Çalışma ve Sosyal Güvenlik Bakanı Vedat Işıkhan, 1 Ocak 2024’ten itibaren geçerli olacak asgari ücretin 17 bin 2 TL olacağını duyurdu. Türkiye İşçi Sendikaları Konfederasyonu (Türk-İş) Başkanı Ergün Atalay ise 2024 için asgari ücret taleplerini 18 bin TL olarak açıkladı. Bu açıklamaların ardından artan açlık ve yoksulluk sınırı, asgari ücretin kısa sürede eriyeceği tartışmalarını beraberinde getirdi. Ekonomist Prof. Dr. Ahmet Şahinöz, bu enflasyonist ortamda asgari ücretin belirlenme biçimlerini değerlendirdi.
Şahinöz’e göre, Türkiye’de asgari ücret ekonomik değil, sosyal ve siyasi gerekçelerle belirleniyor. 17 bin 2 TL’nin siyasi iktidarın belirlediği bir rakam olduğunu belirten Şahinöz, asgari ücretin her yıl bir tiyatro sahnesine dönüştürüldüğünü ve siyasi iktidarlar için bir seçim malzemesi haline geldiğini söyledi. Şahinöz, asgari ücret belirlemenin, siyasi iktidarın yapmak istediği ancak kamuoyu tepkisinden çekindiği icraatları gizlemek için kullanıldığını ifade etti.
Şahinöz, hükümet yetkililerinin asgari ücret tespiti için yaptıkları görüşmelerin kıymeti harbiyesi olmadığını vurgulayarak, ücreti en son belirleyenin Cumhurbaşkanı olduğunu söyledi. Şahinöz, asgari ücretin belirlenmesinde işçi sınıfının ve sendikaların yeterince güçlü olmadığını, bu durumun da iktidara istediği ücreti belirleme fırsatı verdiğini belirtti.

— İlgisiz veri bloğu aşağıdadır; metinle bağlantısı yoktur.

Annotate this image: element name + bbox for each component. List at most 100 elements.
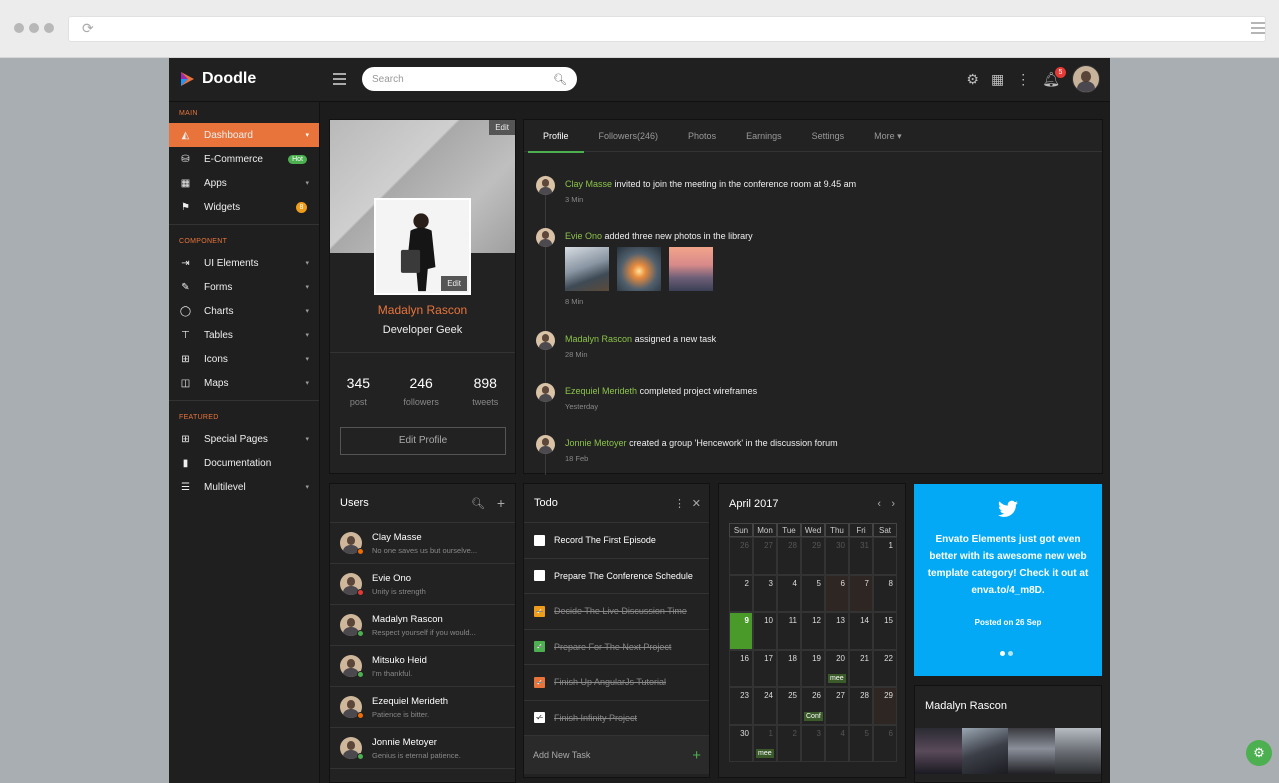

Şahinöz’e göre, asgari ücretin 18 bin TL olması gerekiyor. Ancak düşük teknoloji, düşük verimlilik ve düşük asgari ücret kısır bir döngü oluşturuyor. Yüksek enflasyon ortamında asgari ücretin artırılmasının da geçici bir çözüm olduğunu ifade eden Şahinöz, enflasyonun yüksek olması nedeniyle asgari ücretin satın alma gücünün kısa sürede azaldığını belirtti.
Şahinöz, asgari ücretin yılda 2 kez belirlenmesi gerektiğini ve fiyat artışlarının ve enflasyonun işçi sınıfına yansıtılmaması için düzenli olarak gözden geçirilmesi gerektiğini söyledi. Aksi takdirde, işçilerin satın alma gücünün sürekli olarak azalacağını ve açlık sınırının altında çalışacaklarını belirtti.
Sonuç olarak, asgari ücretin belirlenmesi sürecinin siyasi ve sosyal gerekçelere bağlı olduğunu, işçi sınıfının güveninin ve sendikacılığın gelişiminin ise bu süreci etkilediğini söyleyen Şahinöz, asgari ücretin yeterli düzeyde olmadığını ve ekonomik koşullar göz önüne alındığında daha iyi bir ücretin gerekliliğini vurguladı.